Disheartening seems to be the “go-to” adjective when discussing the latest scandal in professional sports. Last Thursday people around the world were stunned as they watched Lance Armstrong admit to the very actions he had denied for 13 years: the use of performance enhancing drugs.
Needless to say, more than just his fans were devastated by the news. In particular, ESPN columnist Rick Reilly showed anger and even remorse at the idea of being fooled by Armstrong for so many years. Reilly published an article the same day that Lance Armstrong’s revealing interview with Oprah Winfrey aired. The article was rife with the words of a wounded man. After sharing an email from Armstrong which read, “I’m sorry” and little else, Reilly set off to attack the “friend” he had defended for so long. Reilly wrote, “Two words? For 14 years of defending a man? And in the end, being made to look like a chump?” Even those who thought they were close enough to Armstrong to know the truth were unaware of the measures he had taken to become one of the most famous athletes in the world.
After over a decade of cycling and 7 Tour de France titles it is hard to accept that a “hero” like Lance Armstrong could have fooled everyone. People everywhere have looked up to him for more than just his athleticism and cycling talent. His fans supported him throughout his struggle to defeat cancer back in 1996, and he has now become one of the most recognizable faces for cancer awareness; few are unaware of the meaning behind a yellow LIVESTRONG bracelet.

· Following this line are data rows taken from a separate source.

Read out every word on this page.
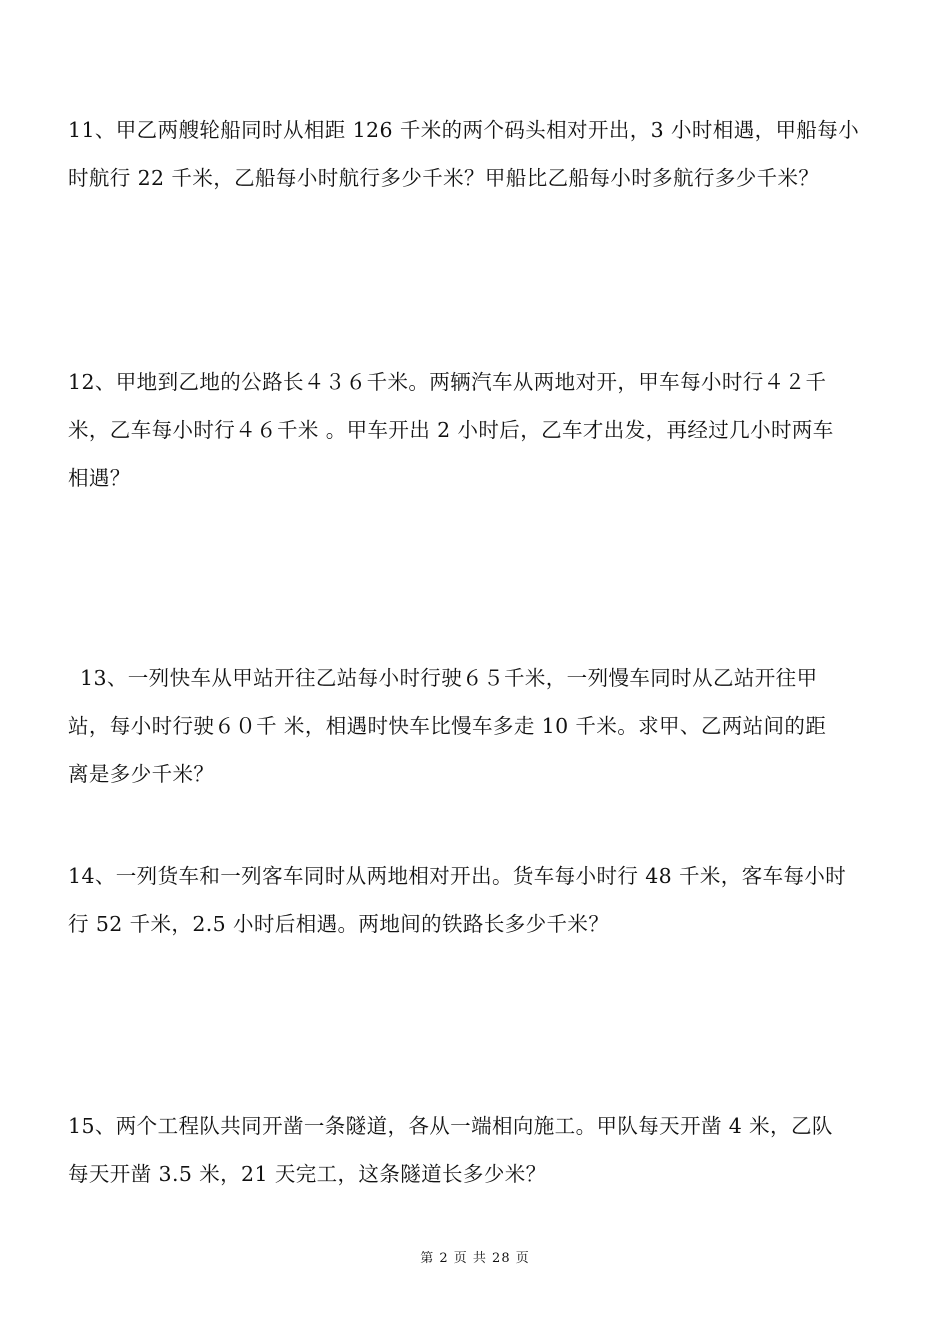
11、甲乙两艘轮船同时从相距 126 千米的两个码头相对开出，3 小时相遇，甲船每小
时航行 22 千米，乙船每小时航行多少千米？甲船比乙船每小时多航行多少千米？
12、甲地到乙地的公路长４３６千米。两辆汽车从两地对开，甲车每小时行４２千
米，乙车每小时行４６千米 。甲车开出 2 小时后，乙车才出发，再经过几小时两车
相遇？
13、一列快车从甲站开往乙站每小时行驶６５千米，一列慢车同时从乙站开往甲
站，每小时行驶６０千 米，相遇时快车比慢车多走 10 千米。求甲、乙两站间的距
离是多少千米？
14、一列货车和一列客车同时从两地相对开出。货车每小时行 48 千米，客车每小时
行 52 千米，2.5 小时后相遇。两地间的铁路长多少千米？
15、两个工程队共同开凿一条隧道，各从一端相向施工。甲队每天开凿 4 米，乙队
每天开凿 3.5 米，21 天完工，这条隧道长多少米？
第 2 页 共 28 页
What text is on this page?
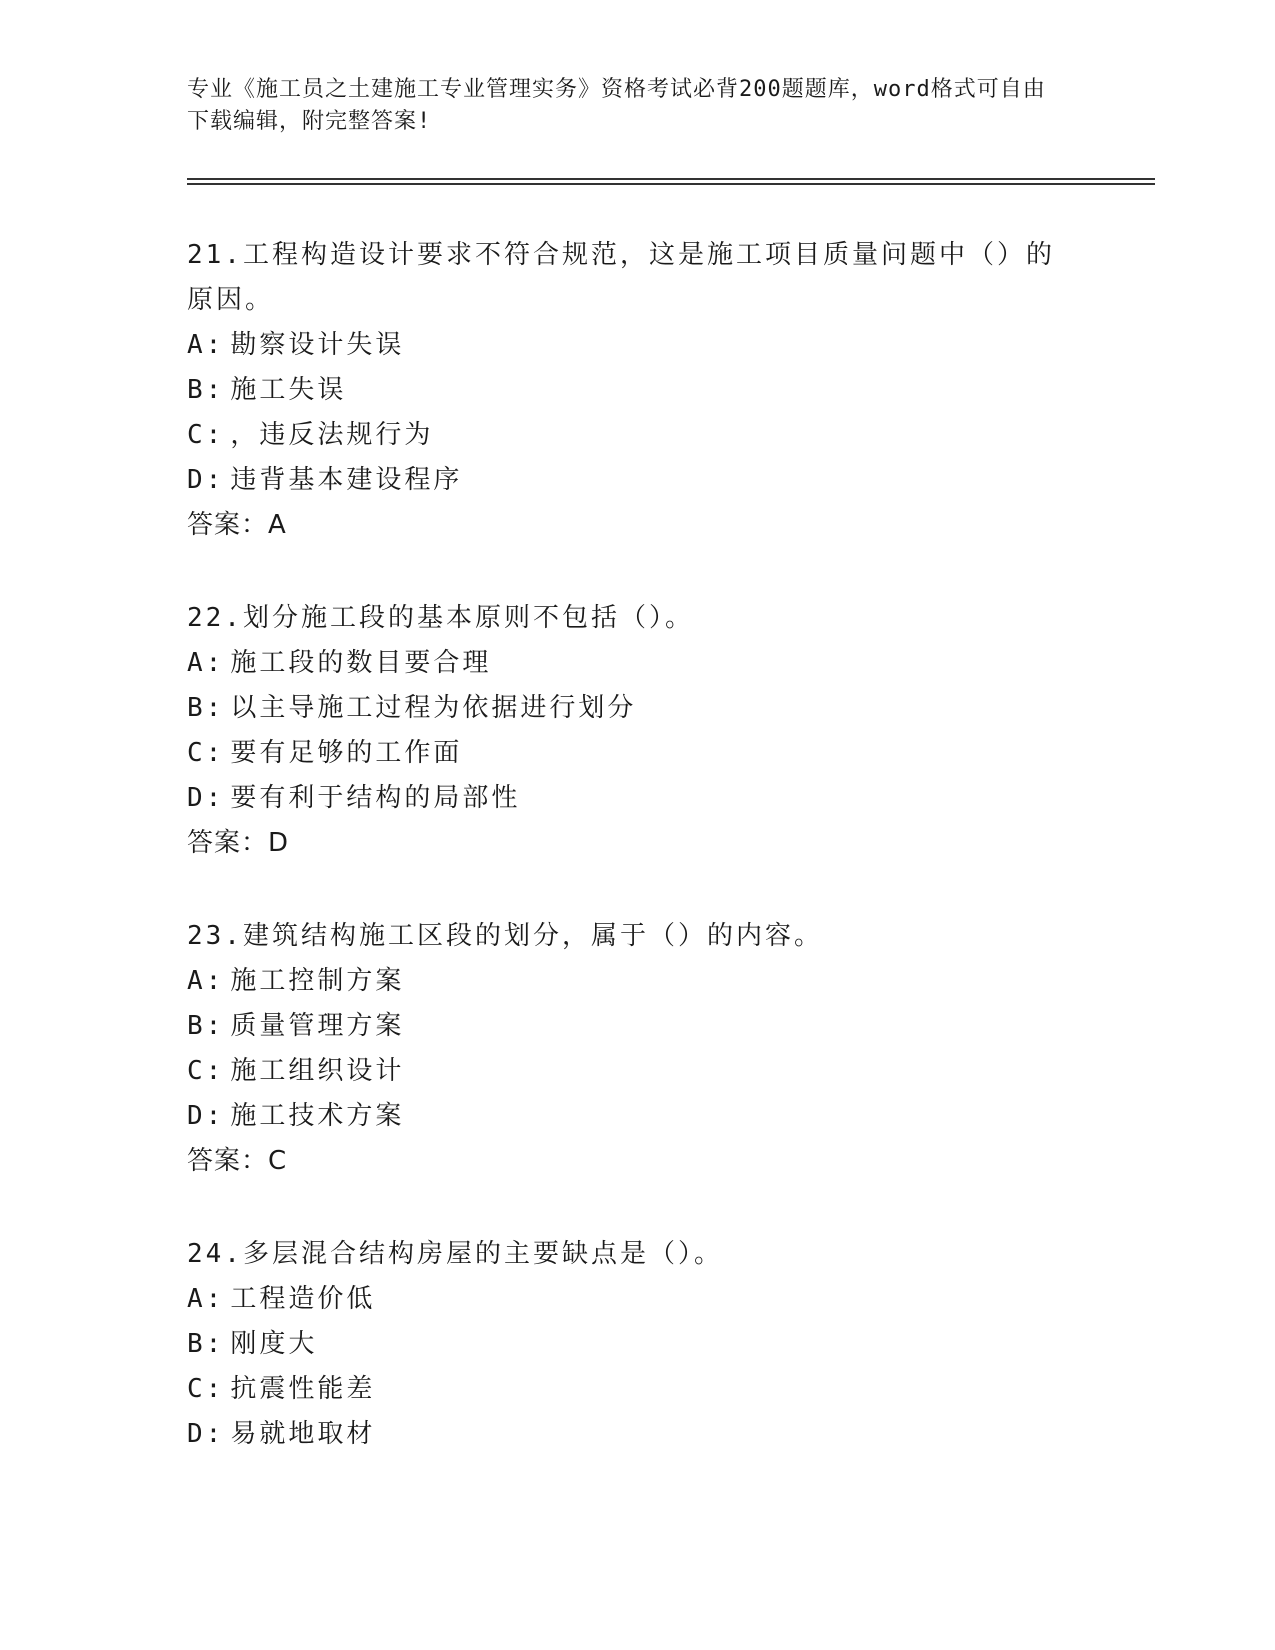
专业《施工员之土建施工专业管理实务》资格考试必背200题题库，word格式可自由下载编辑，附完整答案!
21.工程构造设计要求不符合规范，这是施工项目质量问题中（）的原因。
A: 勘察设计失误
B: 施工失误
C: ，违反法规行为
D: 违背基本建设程序
答案：A
22.划分施工段的基本原则不包括（）。
A: 施工段的数目要合理
B: 以主导施工过程为依据进行划分
C: 要有足够的工作面
D: 要有利于结构的局部性
答案：D
23.建筑结构施工区段的划分，属于（）的内容。
A: 施工控制方案
B: 质量管理方案
C: 施工组织设计
D: 施工技术方案
答案：C
24.多层混合结构房屋的主要缺点是（）。
A: 工程造价低
B: 刚度大
C: 抗震性能差
D: 易就地取材
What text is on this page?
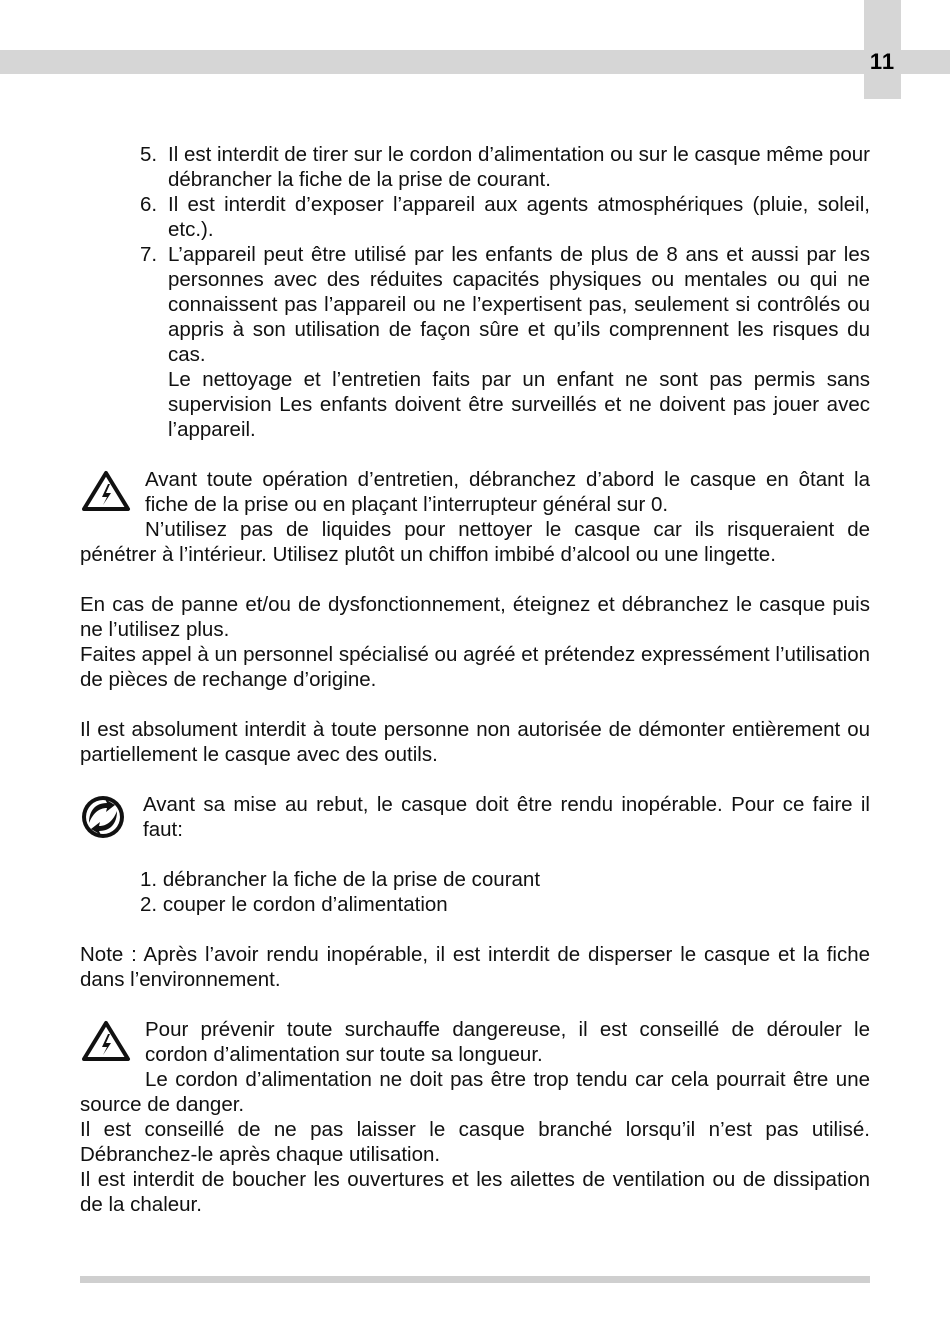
11
5. Il est interdit de tirer sur le cordon d’alimentation ou sur le casque même pour débrancher la fiche de la prise de courant.
6. Il est interdit d’exposer l’appareil aux agents atmosphériques (pluie, soleil, etc.).
7. L’appareil peut être utilisé par les enfants de plus de 8 ans et aussi par les personnes avec des réduites capacités physiques ou mentales ou qui ne connaissent pas l’appareil ou ne l’expertisent pas, seulement si contrôlés ou appris à son utilisation de façon sûre et qu’ils comprennent les risques du cas.
Le nettoyage et l’entretien faits par un enfant ne sont pas permis sans supervision Les enfants doivent être surveillés et ne doivent pas jouer avec l’appareil.
Avant toute opération d’entretien, débranchez d’abord le casque en ôtant la fiche de la prise ou en plaçant l’interrupteur général sur 0.
N’utilisez pas de liquides pour nettoyer le casque car ils risqueraient de pénétrer à l’intérieur. Utilisez plutôt un chiffon imbibé d’alcool ou une lingette.
En cas de panne et/ou de dysfonctionnement, éteignez et débranchez le casque puis ne l’utilisez plus.
Faites appel à un personnel spécialisé ou agréé et prétendez expressément l’utilisation de pièces de rechange d’origine.
Il est absolument interdit à toute personne non autorisée de démonter entièrement ou partiellement le casque avec des outils.
Avant sa mise au rebut, le casque doit être rendu inopérable. Pour ce faire il faut:
1. débrancher la fiche de la prise de courant
2. couper le cordon d’alimentation
Note : Après l’avoir rendu inopérable, il est interdit de disperser le casque et la fiche dans l’environnement.
Pour prévenir toute surchauffe dangereuse, il est conseillé de dérouler le cordon d’alimentation sur toute sa longueur.
Le cordon d’alimentation ne doit pas être trop tendu car cela pourrait être une source de danger.
Il est conseillé de ne pas laisser le casque branché lorsqu’il n’est pas utilisé. Débranchez-le après chaque utilisation.
Il est interdit de boucher les ouvertures et les ailettes de ventilation ou de dissipation de la chaleur.
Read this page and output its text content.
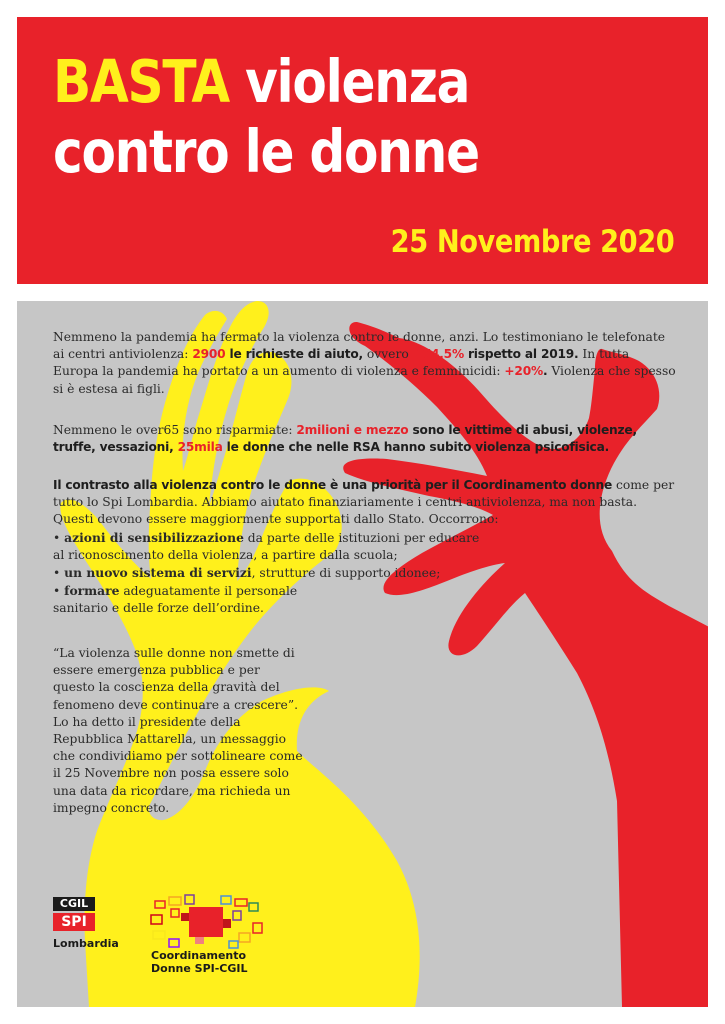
BASTA violenza
contro le donne
25 Novembre 2020

Nemmeno la pandemia ha fermato la violenza contro le donne, anzi. Lo testimoniano le telefonate ai centri antiviolenza: 2900 le richieste di aiuto, ovvero +74,5% rispetto al 2019. In tutta Europa la pandemia ha portato a un aumento di violenza e femminicidi: +20%. Violenza che spesso si è estesa ai figli.

Nemmeno le over65 sono risparmiate: 2milioni e mezzo sono le vittime di abusi, violenze, truffe, vessazioni, 25mila le donne che nelle RSA hanno subito violenza psicofisica.

Il contrasto alla violenza contro le donne è una priorità per il Coordinamento donne come per tutto lo Spi Lombardia. Abbiamo aiutato finanziariamente i centri antiviolenza, ma non basta. Questi devono essere maggiormente supportati dallo Stato. Occorrono:

• azioni di sensibilizzazione da parte delle istituzioni per educare
al riconoscimento della violenza, a partire dalla scuola;

• un nuovo sistema di servizi, strutture di supporto idonee;

• formare adeguatamente il personale
sanitario e delle forze dell’ordine.

“La violenza sulle donne non smette di essere emergenza pubblica e per questo la coscienza della gravità del fenomeno deve continuare a crescere”. Lo ha detto il presidente della Repubblica Mattarella, un messaggio che condividiamo per sottolineare come il 25 Novembre non possa essere solo una data da ricordare, ma richieda un impegno concreto.
CGIL
SPI
Lombardia
Coordinamento
Donne SPI-CGIL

Julia Grimm, A&S ’15, recognized the weight of Armstrong’s latest falling-out. "It’s unfortunate that this scandal is what he will be remembered for especially because he is an athlete that a lot of people looked up to,” Grimm said. At the same time, Grimm does not let Armstrong off the hook just because of the hope he has spread to those fighting cancer around the world: “Rules are rules. It would have been unfair for him to keep his titles if he had an illegal advantage.”
In his interview with Oprah Winfrey, Armstrong didn’t falter in admitting his use of PED’s (Performance Enhancing Drugs). In fact, he clearly stated, “yes” to each question Winfrey asked about his use of drugs. He came clean, pun intended. When discussing the interview with CBS news correspondents, Winfrey suggested that Armstrong was “forthcoming” with his confessions; he didn’t dance around the questions. Armstrong even showed some very deep emotion when revealing why he decided to come clean. It was because of his son. Hearing his son defend him through and through finally got to Armstrong, and he decided it was time to tell his son the truth. He didn’t want his son to lie for him anymore.
But it is hard to believe that Armstrong is regretful for much more than getting caught. Years of angry denial demonstrated a side of Armstrong in which he strongly reacted to accusations against his integrity. But David Albares, A&S ’14, thinks that the situation makes sense. Albares commented that the scandal shows that “the truth seems to always come out…[and] it really reinforces how once you start lying it gets harder and harder to tell the truth because you have to go back on what you have said for so long.” Albares was perhaps the most disappointed in Armstrong due to the manner which he claimed his honesty for years. He stated, “I really lose respect for him because he went after people telling the truth with such viciousness, including lawsuits and such.” And Albares is not the only BC student disappointed by Armstrong’s lies. Jillian Boylan, A&S ’15, was the “most disheartened…because he does not seem to show enough remorse for his actions.”
Despite the fact that he has come clean and has handed out the two words, “I’m sorry,” to those associated with LIVESTRONG and friends like Rick Reilly, after so many years of lying maybe it is right on target to question the honesty within his apologies. Regardless, it is still unclear where Armstrong’s future lies. The World Anti-Doping Agency revealed that Armstrong hopes to escape his lifetime ban on triathlon events, but in order for this to happen he will have to confess under oath and endure a proper legal process in order to have his ban reconsidered. In the meantime, the future will likely hold many more apologies, lawsuits, and testimonies for Armstrong as he attempts to rebuild his once sterling reputation.